The exact split depends on your product and team size. The key idea is to make regression testing a normal part of delivery, not a manual release ritual.
Manual regression testing still has a role
Automation is not a full replacement for human judgment. Manual regression testing still matters when you need to evaluate:
- usability and workflow clarity
- visual polish and feel
- exploratory behavior around a risky change
- edge cases that are not yet stable enough to automate
- new product areas before a stable workflow exists
Many strong teams use a hybrid model, automated checks for core coverage, manual exploration for new or ambiguous behavior.
How teams usually start with regression automation
If you are building or improving a regression strategy, start small and expand deliberately.
Step 1: map the highest-risk journeys
List the flows that matter most to revenue, retention, security, or compliance.
Step 2: define what “working” means
Write down the observable outcomes for each flow. This prevents tests from becoming vague or over-assertive.
Step 3: automate the smallest useful set
Do not start with 200 tests. Start with the 10 to 20 checks that protect the most important behavior.
Step 4: run them in CI
A regression suite that is not run regularly becomes stale quickly.
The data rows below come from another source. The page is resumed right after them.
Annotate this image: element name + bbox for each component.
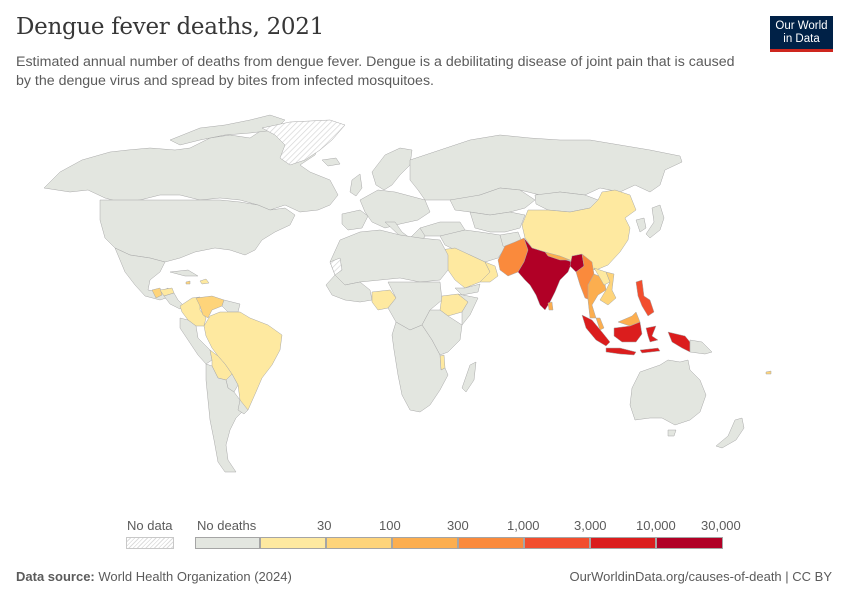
country-indonesia-islands[interactable] — [639, 347, 661, 354]
country-dominican-republic[interactable] — [199, 278, 210, 285]
legend-swatch-1000-3000[interactable] — [524, 537, 590, 549]
country-central-asia[interactable] — [469, 211, 526, 233]
country-korea[interactable] — [635, 217, 647, 233]
legend-swatch-10000-30000[interactable] — [656, 537, 723, 549]
country-west-africa[interactable] — [325, 274, 373, 303]
country-indonesia-java[interactable] — [605, 347, 637, 356]
country-yemen[interactable] — [454, 283, 481, 296]
data-source-value[interactable]: World Health Organization (2024) — [98, 569, 292, 584]
country-indonesia-sulawesi[interactable] — [645, 325, 659, 343]
legend-swatch-30-100[interactable] — [326, 537, 392, 549]
data-source-label: Data source: — [16, 569, 95, 584]
country-puerto-rico[interactable] — [185, 280, 191, 285]
legend-swatch-no-deaths[interactable] — [195, 537, 260, 549]
footer-url[interactable]: OurWorldinData.org/causes-of-death | CC … — [569, 569, 832, 584]
country-japan[interactable] — [645, 204, 665, 239]
country-guatemala[interactable] — [151, 287, 163, 299]
country-canada-alaska[interactable] — [43, 124, 339, 213]
country-oman[interactable] — [479, 261, 499, 283]
country-indonesia-papua[interactable] — [667, 331, 691, 353]
country-greenland[interactable] — [261, 119, 346, 166]
legend-swatch-300-1000[interactable] — [458, 537, 524, 549]
country-sri-lanka[interactable] — [547, 301, 554, 311]
country-tasmania[interactable] — [667, 429, 677, 437]
country-western-europe[interactable] — [359, 189, 431, 229]
legend-no-deaths-label: No deaths — [197, 518, 257, 533]
country-madagascar[interactable] — [461, 361, 477, 393]
country-cuba[interactable] — [169, 269, 199, 277]
chart-title: Dengue fever deaths, 2021 — [16, 14, 324, 40]
country-north-africa[interactable] — [329, 229, 449, 286]
country-usa[interactable] — [99, 199, 296, 263]
country-nepal[interactable] — [544, 251, 571, 261]
country-russia[interactable] — [409, 134, 683, 201]
country-chile-argentina[interactable] — [205, 363, 243, 473]
country-malaysia-borneo[interactable] — [617, 311, 641, 327]
country-uk-ireland[interactable] — [349, 173, 363, 197]
country-scandinavia[interactable] — [371, 147, 413, 191]
country-indonesia-kalimantan[interactable] — [613, 321, 643, 343]
map-legend: No data No deaths 30 100 300 1,000 3,000… — [0, 510, 850, 555]
legend-tick-300: 300 — [447, 518, 469, 533]
country-uruguay[interactable] — [237, 399, 249, 415]
legend-swatch-100-300[interactable] — [392, 537, 458, 549]
legend-tick-3000: 3,000 — [574, 518, 607, 533]
country-philippines[interactable] — [635, 279, 655, 317]
countries-layer — [43, 114, 772, 473]
owid-logo[interactable]: Our World in Data — [770, 16, 833, 52]
legend-swatch-0-30[interactable] — [260, 537, 326, 549]
legend-tick-30: 30 — [317, 518, 332, 533]
legend-tick-1000: 1,000 — [507, 518, 540, 533]
data-source: Data source: World Health Organization (… — [16, 569, 292, 584]
country-western-sahara[interactable] — [329, 257, 343, 276]
legend-no-data-label: No data — [127, 518, 173, 533]
country-vietnam-cambodia[interactable] — [599, 271, 617, 306]
country-iberia[interactable] — [341, 209, 369, 231]
country-australia[interactable] — [629, 359, 707, 426]
country-new-zealand[interactable] — [715, 417, 745, 449]
country-kazakhstan[interactable] — [449, 187, 536, 216]
chart-subtitle: Estimated annual number of deaths from d… — [16, 54, 735, 89]
country-fiji[interactable] — [765, 370, 772, 375]
country-venezuela[interactable] — [195, 295, 225, 319]
world-map[interactable] — [0, 100, 850, 505]
country-malaysia-peninsula[interactable] — [595, 317, 605, 331]
legend-tick-100: 100 — [379, 518, 401, 533]
legend-swatch-no-data[interactable] — [126, 537, 174, 549]
country-guianas[interactable] — [221, 299, 241, 313]
country-iceland[interactable] — [321, 157, 341, 167]
country-southern-africa[interactable] — [391, 321, 449, 413]
legend-tick-10000: 10,000 — [636, 518, 676, 533]
country-myanmar[interactable] — [575, 253, 595, 301]
country-indonesia-sumatra[interactable] — [581, 314, 611, 347]
logo-line-2: in Data — [783, 33, 820, 45]
legend-tick-30000: 30,000 — [701, 518, 741, 533]
legend-swatch-3000-10000[interactable] — [590, 537, 656, 549]
country-papua-new-guinea[interactable] — [689, 339, 713, 355]
logo-line-1: Our World — [775, 20, 828, 32]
Step 5: review failures with discipline
If a test fails, decide whether the product is broken, the test is broken, or the environment is broken. Treat all three differently.
Step 6: prune and refactor
Remove redundant coverage, split oversized scenarios, and update tests as the product evolves.
Where AI-assisted tools can help
Agentic AI tools are useful when teams want faster test creation and easier maintenance without giving up control. For example, Endtest’s AI Test Creation Agent can turn a plain-English scenario into editable, platform-native steps inside the Endtest environment, which can be helpful when building or expanding automated regression suites.
That does not replace test strategy. You still need to decide what matters, how often to run it, and how to interpret failures. But AI assistance can reduce the friction of creating and updating tests, especially for teams with many business flows and limited automation bandwidth.
A simple regression testing checklist
Use this as a practical starting point:
- Identify critical business flows
- Separate smoke, sanity, re-testing, and regression coverage
- Add API tests where UI tests are too slow or brittle
- Include visual or accessibility checks where they protect user experience
- Run regression tests in CI/CD, not just before release
- Keep tests small, stable, and maintainable
- Review flaky failures quickly
- Remove duplicate or low-value tests
- Update the suite when product priorities change
Final thoughts
Regression testing is the discipline of protecting what already works while your product keeps changing. The strongest teams do not try to test everything the same way. They combine API tests, UI tests, visual checks, accessibility checks, and targeted manual review into a regression strategy that matches their release risk.
If you remember one thing, make it this: regression testing is not about volume, it is about confidence. Automated regression testing gives you that confidence at scale, but only if the suite is designed around business risk, kept maintainable, and run regularly enough to matter.
For QA teams, founders, and product teams, that makes regression testing less of a QA afterthought and more of a core release capability.